Okurken hiç duygulanmadım .O kadar büyük acı anlatılıyor ki hikayenin içinde, bir annenin başına gelebilecek büyük felaketlerden birisi, fakat ben acının zerresini hissedemedim… Hatta kendi kendime dedim, bak hikayenin burasında göz yaşı olmalı…Ama satırlar beni duygulandırmaya yetmedi. Bazı kalemler çok güçlü olabiliyor adeta şimşekler çaktırabiliyorlar satırlar arasında ve kanımı dondurabildikleri gibi, göz yaşlarıma da hakim olamadığımı iyi bilirim…
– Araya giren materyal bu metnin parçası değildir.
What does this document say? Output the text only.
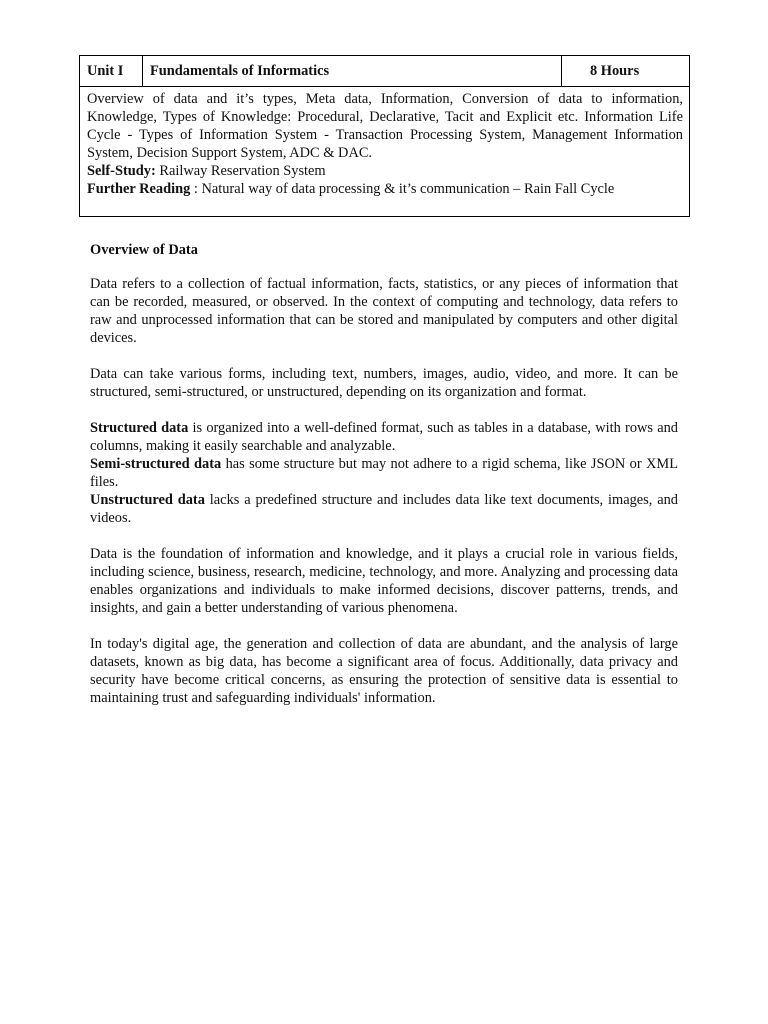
Unit I	Fundamentals of Informatics	8 Hours

Overview of data and it’s types, Meta data, Information, Conversion of data to information, Knowledge, Types of Knowledge: Procedural, Declarative, Tacit and Explicit etc. Information Life Cycle - Types of Information System - Transaction Processing System, Management Information System, Decision Support System, ADC & DAC.

Self-Study: Railway Reservation System

Further Reading : Natural way of data processing & it’s communication – Rain Fall Cycle

Overview of Data

Data refers to a collection of factual information, facts, statistics, or any pieces of information that can be recorded, measured, or observed. In the context of computing and technology, data refers to raw and unprocessed information that can be stored and manipulated by computers and other digital devices.

Data can take various forms, including text, numbers, images, audio, video, and more. It can be structured, semi-structured, or unstructured, depending on its organization and format.

Structured data is organized into a well-defined format, such as tables in a database, with rows and columns, making it easily searchable and analyzable.

Semi-structured data has some structure but may not adhere to a rigid schema, like JSON or XML files.

Unstructured data lacks a predefined structure and includes data like text documents, images, and videos.

Data is the foundation of information and knowledge, and it plays a crucial role in various fields, including science, business, research, medicine, technology, and more. Analyzing and processing data enables organizations and individuals to make informed decisions, discover patterns, trends, and insights, and gain a better understanding of various phenomena.

In today's digital age, the generation and collection of data are abundant, and the analysis of large datasets, known as big data, has become a significant area of focus. Additionally, data privacy and security have become critical concerns, as ensuring the protection of sensitive data is essential to maintaining trust and safeguarding individuals' information.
E.V. Mitchell ne yazık ki ne bir kahkaha attırabildi, ne hüzünü, ne mutluluk hissettirebildi bana…Ama güzel bir film için senaryo okudum. Bir geyik sahnesi vardı, romanda sadece bahsi geçti ve ben , nasıl çekmem gerektiğini, kafamda, hayal gücümü ve yaşadığım benzer tecrübeyi kullanarak canlandırmaya çalıştım…Geçen sene Bulgaristan’da annemlerin oturduğu köyden, kasabaya giderken, hemen arabamızın önünden, neredeyse bir metre önümüzden bir ceylan geçmişti…Az daha çarpıyorduk, her şey saniyeler içinde gelişmişti, ceylan çok korkmuştu ve o kadar güzeldi ki…Hemen ormanın içine doğru koşup, biz de ağzımız yüreğimizde onun kayboluşunu izlemiştik.

Roman bir konuya daha değinmiş, yaşam ölüm arasında, ruhunun bedenden ayrılması ve uzaktan, tepeden kendi bedenini izlemesi…Hiç inandırıcı değildi okuduklarım, oysa konu tanıdıktı, daha önce bizzat yaşayan birisinden dinlemiştim ve çok etkilenmiştim. Hatta o kadar çok etkilenmiştim ki unutamamıştım…Romanda o kadar sığ anlatılmış ki, eğer konuyu daha önce duymamış olsaydım tam olarak ne anlatıldığını dahi anlayamayabilirdim.

Bir kitap okur maceram yine sona erdi…Muhtemelen birkaç ay sonra hiçbir şey hatırlamayacağım, güzel hayali yönetmelik oyunumun dışında. Aslında konu fena değildi, insanın hayatı her an tepe taklak dönebilir ve her şeye rağmen yaşamak için güçlü olmak gerekir.Romanda romantik sahneler de vardı, misal teknede denizin ortasında, ama ben hiç birini hissedemedim. Çeviri başarılıydı, baskı çok güzeldi, punto geniş, sayfaların çoğu yarısına kadar boş ve çok çok rahat okuyabildim, fakat hiç ama hiçbir şey hissedemedim.